Favoriser tout ce qui contribue à permettre aux malades d’exister avec et parmi nous est à mettre au rang des priorités de la refondation de notre humanisme social, estime Emmanuel Hirsch, professeur émérite d’éthique médicale, dans une tribune au « Monde ».
La maladie d’Alzheimer est l’expression d’une souffrance existentielle et d’une forme de déchéance sociale. Elle affecte l’intégrité et l’identité de la personne, l’image de soi, les capacités de discernement et d’autodétermination, la vie relationnelle. Au point d’évoquer le « deuil blanc » des proches qui accompagnent l’inexorable déclin de celui dont la présence au monde s’efface avant sa mort.
Même si depuis quelques mois des stratégies thérapeutiques permettent d’envisager des avancées médicales, l’annonce de la maladie est vécue comme une sentence difficilement supportable puisqu’elle signifie que la personne subira l’épreuve d’une dépossession de ce qu’elle est.
Vivant un étrange exil aux confins de sa pensée, qu’en sera-t-il d’une réalité dont elle semblera, au stade évolué de la maladie, apparemment absente ? Pour ses proches eux-mêmes relégués d’une mémoire altérée, comment maintenir une présence dont ils ont l’espoir de son ultime signification ?

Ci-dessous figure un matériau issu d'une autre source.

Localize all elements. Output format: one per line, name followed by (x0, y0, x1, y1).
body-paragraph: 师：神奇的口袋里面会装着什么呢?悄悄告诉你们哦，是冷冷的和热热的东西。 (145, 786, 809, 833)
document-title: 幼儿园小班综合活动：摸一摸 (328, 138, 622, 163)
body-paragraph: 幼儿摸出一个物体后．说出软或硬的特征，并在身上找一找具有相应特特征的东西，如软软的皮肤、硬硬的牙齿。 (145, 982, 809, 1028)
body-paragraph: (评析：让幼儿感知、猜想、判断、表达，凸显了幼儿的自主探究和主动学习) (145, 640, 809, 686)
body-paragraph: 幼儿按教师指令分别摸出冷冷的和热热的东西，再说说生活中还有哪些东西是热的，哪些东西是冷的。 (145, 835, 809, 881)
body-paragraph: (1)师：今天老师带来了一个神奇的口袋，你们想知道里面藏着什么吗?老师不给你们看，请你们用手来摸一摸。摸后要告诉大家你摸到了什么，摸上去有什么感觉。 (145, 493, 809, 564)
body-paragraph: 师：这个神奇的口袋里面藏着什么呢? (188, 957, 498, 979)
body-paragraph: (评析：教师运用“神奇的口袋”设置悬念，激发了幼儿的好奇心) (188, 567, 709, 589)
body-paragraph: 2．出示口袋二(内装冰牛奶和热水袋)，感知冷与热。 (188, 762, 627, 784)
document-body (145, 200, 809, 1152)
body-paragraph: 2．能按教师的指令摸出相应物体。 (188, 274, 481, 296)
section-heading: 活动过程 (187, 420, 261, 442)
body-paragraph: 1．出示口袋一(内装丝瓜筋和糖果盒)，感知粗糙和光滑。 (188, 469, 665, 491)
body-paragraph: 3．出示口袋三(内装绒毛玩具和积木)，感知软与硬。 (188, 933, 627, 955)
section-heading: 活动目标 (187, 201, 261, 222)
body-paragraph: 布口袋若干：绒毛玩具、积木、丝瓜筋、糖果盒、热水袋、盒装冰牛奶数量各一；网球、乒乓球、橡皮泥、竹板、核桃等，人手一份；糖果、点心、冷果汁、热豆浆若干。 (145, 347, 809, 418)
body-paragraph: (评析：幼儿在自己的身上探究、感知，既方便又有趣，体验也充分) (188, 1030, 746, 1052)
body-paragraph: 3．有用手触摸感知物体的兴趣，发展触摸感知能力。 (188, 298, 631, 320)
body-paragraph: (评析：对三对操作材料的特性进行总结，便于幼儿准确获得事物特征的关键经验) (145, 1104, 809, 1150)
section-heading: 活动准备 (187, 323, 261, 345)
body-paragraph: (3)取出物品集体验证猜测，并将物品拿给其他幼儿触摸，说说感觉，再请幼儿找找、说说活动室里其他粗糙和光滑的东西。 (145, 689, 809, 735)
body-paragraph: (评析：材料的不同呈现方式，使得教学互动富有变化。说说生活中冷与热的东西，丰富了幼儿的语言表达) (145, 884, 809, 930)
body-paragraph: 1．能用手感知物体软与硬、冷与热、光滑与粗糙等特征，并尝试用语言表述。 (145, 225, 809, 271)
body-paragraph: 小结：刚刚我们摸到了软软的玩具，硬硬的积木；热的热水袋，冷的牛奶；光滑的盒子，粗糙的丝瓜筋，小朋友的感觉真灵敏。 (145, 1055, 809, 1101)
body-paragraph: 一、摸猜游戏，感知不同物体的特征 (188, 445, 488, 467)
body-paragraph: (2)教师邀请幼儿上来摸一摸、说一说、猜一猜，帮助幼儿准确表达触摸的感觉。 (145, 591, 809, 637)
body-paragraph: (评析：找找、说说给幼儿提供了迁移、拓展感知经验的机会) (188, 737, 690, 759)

Stigmatisation, maltraitance
Un lien d’autant plus essentiel subsiste dès lors qu’il est compris comme une relation vraie, aussi incertaine, complexe et redoutable soit-elle. Au-delà d’une reconnaissance de l’autre invulnérable aux justifications d’un renoncement, il s’agit d’une position morale qui prend une signification démocratique évidente dans un contexte de fragilisation des sollicitudes et des liens sociaux, insulte parfois à l’idée de fraternité.